Que conclure de tout cela?  Je ne sais pas s'il y a quelque chose à conclure.  Mais je voudrais quand même ajouter quelques réflexions qui me semblent découler de ce rapide tableau historique. 

La première réflexion serait qu'il est important pour nous, tout en demeurant des fils et des filles de l'Église de ne pas nous sentir obligés de copier l'évolution des autres institutions ecclésiales.  Dans la plupart des pays d'Occident actuellement devant le manque de prêtres, on regroupe les paroisses, on en ferme, on en confie deux, puis cinq, puis dix au même pauvre curé, sans remettre en général en question l'institution de la paroisse.  Devons-nous faire la même chose en fermant ou regroupant nos monastères au fur et à mesure qu'ils ne peuvent plus vivre le style de vie monastique qui s'est élaboré au cours de la période antérieure, avec toutes ses exigences structurelles?  Peut-être le moment est-il venu de laisser se développer des formes très précaires de vie monastique beaucoup moins liées aux institutions ecclésiastiques et beaucoup plus proches de la vie concrète des hommes et des femmes d'aujourd'hui (des formes de vie monastique qui pourraient d'ailleurs se vivre aussi bien à 3 ou à 4 qu'à 30, ou 40).  Ce serait notre façon d'apporter une contribution à la transformation que l'ensemble de l'Église doit faire et qu'elle n'arrive pas à faire.

Il me semble surtout important de ne pas nous "acculturer" à des situations passées (ce qui est tout autre que l'inculturation), ce qui pourrait nous assurer une survie ou même un développement numérique provisoire, mais nous ferait manquer le tournant qu'il nous faut prendre pour le moment.

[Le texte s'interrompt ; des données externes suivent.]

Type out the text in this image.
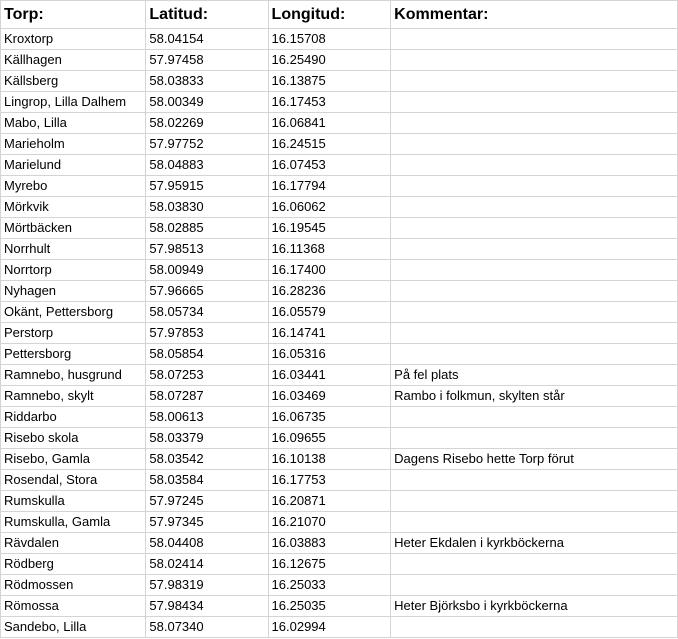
Torp:	Latitud:	Longitud:	Kommentar:
Kroxtorp	58.04154	16.15708	
Källhagen	57.97458	16.25490	
Källsberg	58.03833	16.13875	
Lingrop, Lilla Dalhem	58.00349	16.17453	
Mabo, Lilla	58.02269	16.06841	
Marieholm	57.97752	16.24515	
Marielund	58.04883	16.07453	
Myrebo	57.95915	16.17794	
Mörkvik	58.03830	16.06062	
Mörtbäcken	58.02885	16.19545	
Norrhult	57.98513	16.11368	
Norrtorp	58.00949	16.17400	
Nyhagen	57.96665	16.28236	
Okänt, Pettersborg	58.05734	16.05579	
Perstorp	57.97853	16.14741	
Pettersborg	58.05854	16.05316	
Ramnebo, husgrund	58.07253	16.03441	På fel plats
Ramnebo, skylt	58.07287	16.03469	Rambo i folkmun, skylten står
Riddarbo	58.00613	16.06735	
Risebo skola	58.03379	16.09655	
Risebo, Gamla	58.03542	16.10138	Dagens Risebo hette Torp förut
Rosendal, Stora	58.03584	16.17753	
Rumskulla	57.97245	16.20871	
Rumskulla, Gamla	57.97345	16.21070	
Rävdalen	58.04408	16.03883	Heter Ekdalen i kyrkböckerna
Rödberg	58.02414	16.12675	
Rödmossen	57.98319	16.25033	
Römossa	57.98434	16.25035	Heter Björksbo i kyrkböckerna
Sandebo, Lilla	58.07340	16.02994	
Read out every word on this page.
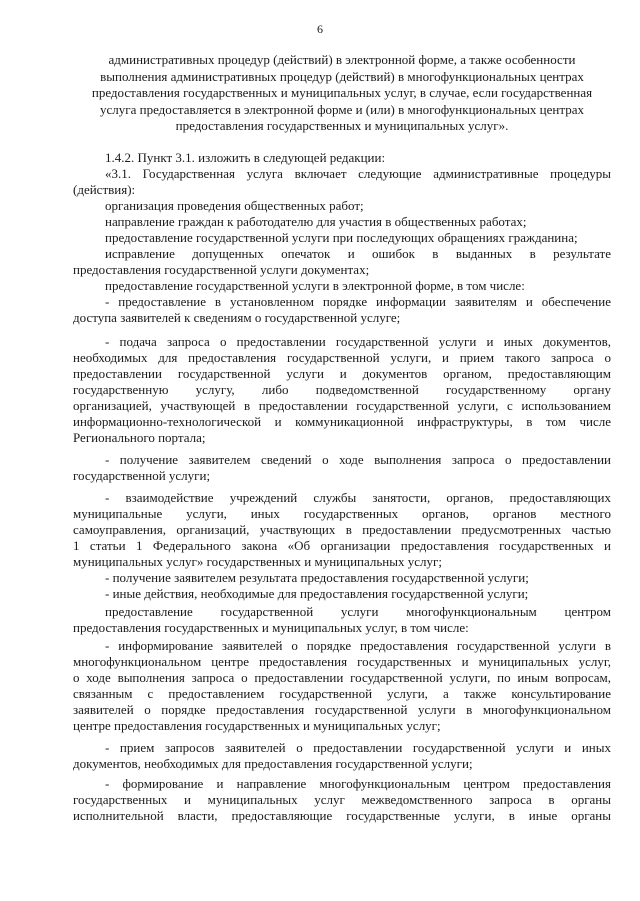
6
административных процедур (действий) в электронной форме, а также особенности
выполнения административных процедур (действий) в многофункциональных центрах
предоставления государственных и муниципальных услуг, в случае, если государственная
услуга предоставляется в электронной форме и (или) в многофункциональных центрах
предоставления государственных и муниципальных услуг».
1.4.2. Пункт 3.1. изложить в следующей редакции:
«3.1. Государственная услуга включает следующие административные процедуры
(действия):
организация проведения общественных работ;
направление граждан к работодателю для участия в общественных работах;
предоставление государственной услуги при последующих обращениях гражданина;
исправление допущенных опечаток и ошибок в выданных в результате
предоставления государственной услуги документах;
предоставление государственной услуги в электронной форме, в том числе:
- предоставление в установленном порядке информации заявителям и обеспечение
доступа заявителей к сведениям о государственной услуге;
- подача запроса о предоставлении государственной услуги и иных документов,
необходимых для предоставления государственной услуги, и прием такого запроса о
предоставлении государственной услуги и документов органом, предоставляющим
государственную услугу, либо подведомственной государственному органу
организацией, участвующей в предоставлении государственной услуги, с использованием
информационно-технологической и коммуникационной инфраструктуры, в том числе
Регионального портала;
- получение заявителем сведений о ходе выполнения запроса о предоставлении
государственной услуги;
- взаимодействие учреждений службы занятости, органов, предоставляющих
муниципальные услуги, иных государственных органов, органов местного
самоуправления, организаций, участвующих в предоставлении предусмотренных частью
1 статьи 1 Федерального закона «Об организации предоставления государственных и
муниципальных услуг» государственных и муниципальных услуг;
- получение заявителем результата предоставления государственной услуги;
- иные действия, необходимые для предоставления государственной услуги;
предоставление государственной услуги многофункциональным центром
предоставления государственных и муниципальных услуг, в том числе:
- информирование заявителей о порядке предоставления государственной услуги в
многофункциональном центре предоставления государственных и муниципальных услуг,
о ходе выполнения запроса о предоставлении государственной услуги, по иным вопросам,
связанным с предоставлением государственной услуги, а также консультирование
заявителей о порядке предоставления государственной услуги в многофункциональном
центре предоставления государственных и муниципальных услуг;
- прием запросов заявителей о предоставлении государственной услуги и иных
документов, необходимых для предоставления государственной услуги;
- формирование и направление многофункциональным центром предоставления
государственных и муниципальных услуг межведомственного запроса в органы
исполнительной власти, предоставляющие государственные услуги, в иные органы
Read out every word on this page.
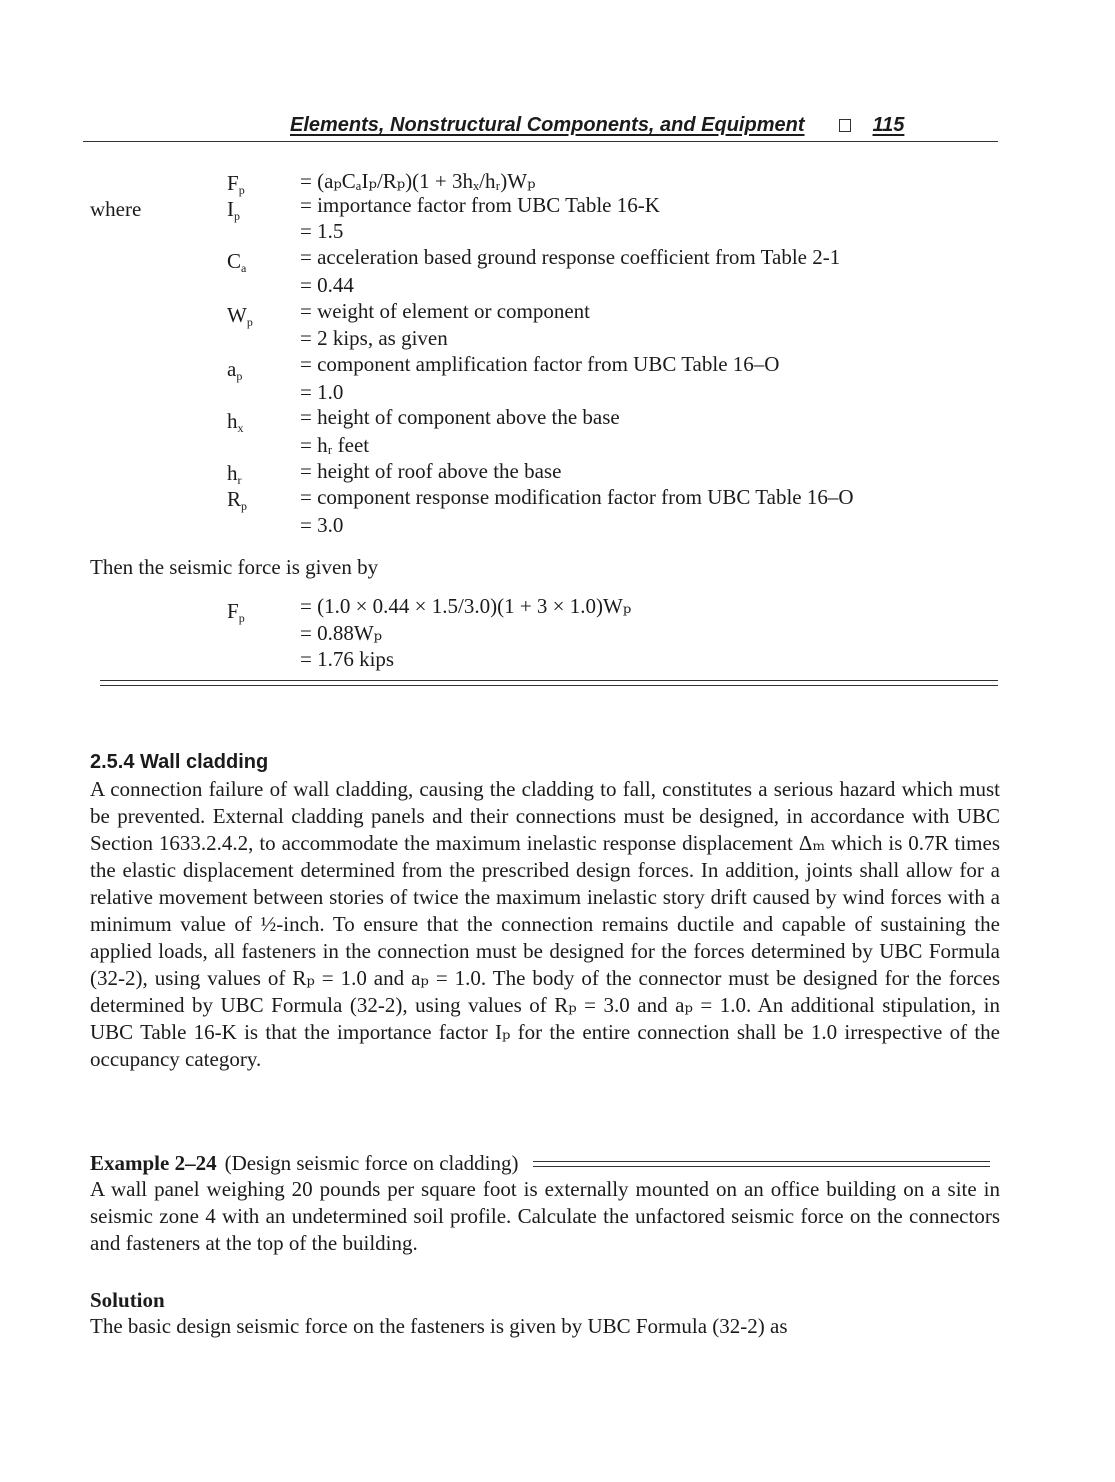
Elements, Nonstructural Components, and Equipment	115
where
$F_p$	= (aₚCₐIₚ/Rₚ)(1 + 3hₓ/hᵣ)Wₚ
$I_p$	= importance factor from UBC Table 16-K
= 1.5
$C_a$	= acceleration based ground response coefficient from Table 2-1
= 0.44
$W_p$ = weight of element or component
= 2 kips, as given
$a_p$	= component amplification factor from UBC Table 16–O
= 1.0
$h_x$	= height of component above the base
= hᵣ feet
$h_r$	= height of roof above the base
$R_p$	= component response modification factor from UBC Table 16–O
= 3.0
Then the seismic force is given by
$F_p$	= (1.0 × 0.44 × 1.5/3.0)(1 + 3 × 1.0)Wₚ
= 0.88Wₚ
= 1.76 kips
2.5.4 Wall cladding
A connection failure of wall cladding, causing the cladding to fall, constitutes a serious hazard which must be prevented. External cladding panels and their connections must be designed, in accordance with UBC Section 1633.2.4.2, to accommodate the maximum inelastic response displacement Δₘ which is 0.7R times the elastic displacement determined from the prescribed design forces. In addition, joints shall allow for a relative movement between stories of twice the maximum inelastic story drift caused by wind forces with a minimum value of ½-inch. To ensure that the connection remains ductile and capable of sustaining the applied loads, all fasteners in the connection must be designed for the forces determined by UBC Formula (32-2), using values of Rₚ = 1.0 and aₚ = 1.0. The body of the connector must be designed for the forces determined by UBC Formula (32-2), using values of Rₚ = 3.0 and aₚ = 1.0. An additional stipulation, in UBC Table 16-K is that the importance factor Iₚ for the entire connection shall be 1.0 irrespective of the occupancy category.
Example 2–24 (Design seismic force on cladding)
A wall panel weighing 20 pounds per square foot is externally mounted on an office building on a site in seismic zone 4 with an undetermined soil profile. Calculate the unfactored seismic force on the connectors and fasteners at the top of the building.
Solution
The basic design seismic force on the fasteners is given by UBC Formula (32-2) as
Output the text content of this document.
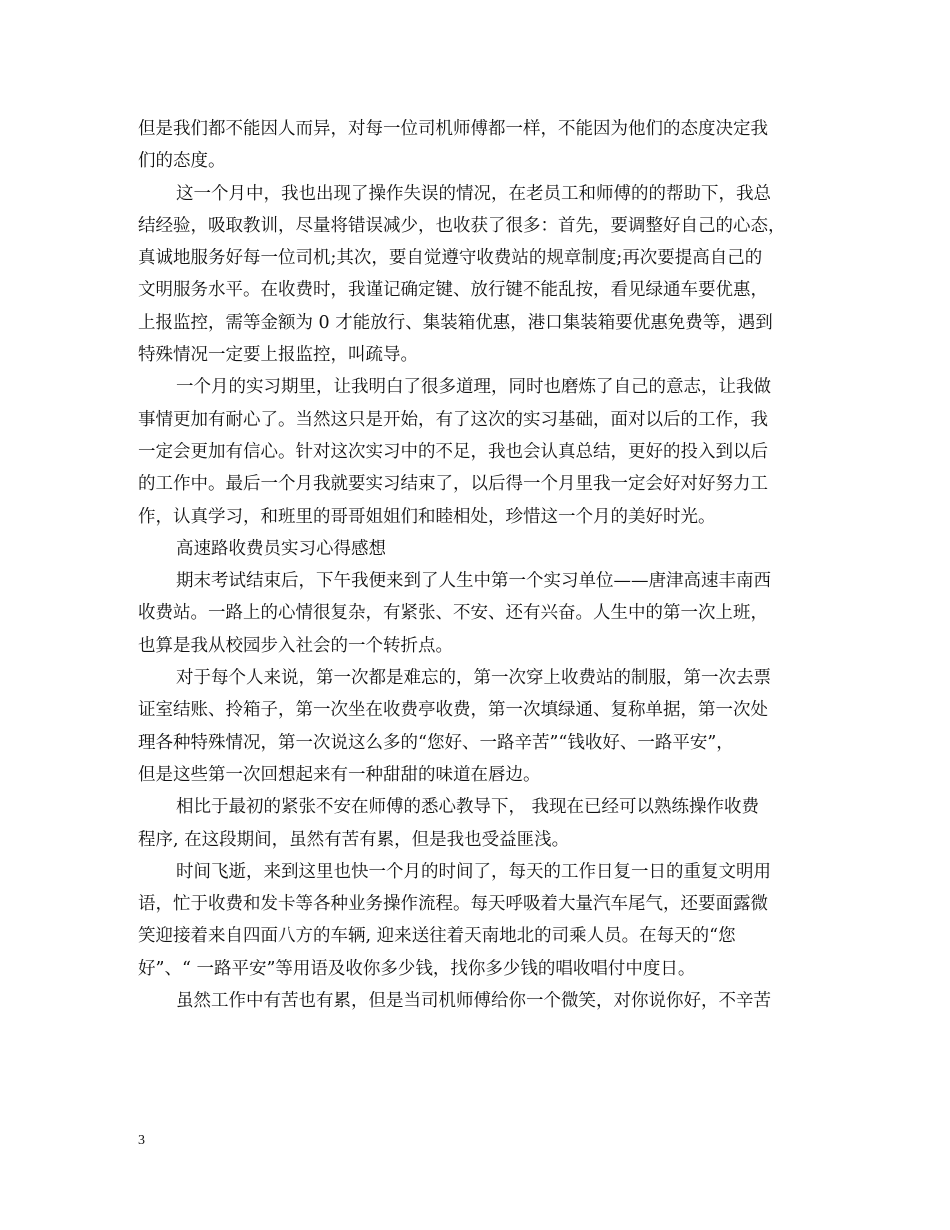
但是我们都不能因人而异，对每一位司机师傅都一样，不能因为他们的态度决定我
们的态度。
这一个月中，我也出现了操作失误的情况，在老员工和师傅的的帮助下，我总
结经验，吸取教训，尽量将错误减少，也收获了很多：首先，要调整好自己的心态，
真诚地服务好每一位司机;其次，要自觉遵守收费站的规章制度;再次要提高自己的
文明服务水平。在收费时，我谨记确定键、放行键不能乱按，看见绿通车要优惠，
上报监控，需等金额为 0 才能放行、集装箱优惠，港口集装箱要优惠免费等，遇到
特殊情况一定要上报监控，叫疏导。
一个月的实习期里，让我明白了很多道理，同时也磨炼了自己的意志，让我做
事情更加有耐心了。当然这只是开始，有了这次的实习基础，面对以后的工作，我
一定会更加有信心。针对这次实习中的不足，我也会认真总结，更好的投入到以后
的工作中。最后一个月我就要实习结束了，以后得一个月里我一定会好对好努力工
作，认真学习，和班里的哥哥姐姐们和睦相处，珍惜这一个月的美好时光。
高速路收费员实习心得感想
期末考试结束后，下午我便来到了人生中第一个实习单位——唐津高速丰南西
收费站。一路上的心情很复杂，有紧张、不安、还有兴奋。人生中的第一次上班，
也算是我从校园步入社会的一个转折点。
对于每个人来说，第一次都是难忘的，第一次穿上收费站的制服，第一次去票
证室结账、拎箱子，第一次坐在收费亭收费，第一次填绿通、复称单据，第一次处
理各种特殊情况，第一次说这么多的“您好、一路辛苦”“钱收好、一路平安”，
但是这些第一次回想起来有一种甜甜的味道在唇边。
相比于最初的紧张不安在师傅的悉心教导下， 我现在已经可以熟练操作收费
程序, 在这段期间，虽然有苦有累，但是我也受益匪浅。
时间飞逝，来到这里也快一个月的时间了，每天的工作日复一日的重复文明用
语，忙于收费和发卡等各种业务操作流程。每天呼吸着大量汽车尾气，还要面露微
笑迎接着来自四面八方的车辆, 迎来送往着天南地北的司乘人员。在每天的“您
好”、“ 一路平安”等用语及收你多少钱，找你多少钱的唱收唱付中度日。
虽然工作中有苦也有累，但是当司机师傅给你一个微笑，对你说你好，不辛苦
3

La situation critique actuelle de plusieurs de nos communautés pose, je le sais des problèmes immédiats auxquels il faut trouver des solutions immédiates.  Il faut aider ces communautés à bien gérer leur situation (plutôt que créer des statuts destinés à permettre à d'autres de la gérer pour elle).  Mais il me semblait tout aussi important de replacer ces situations de précarité dans un contexte et une problématique beaucoup plus large.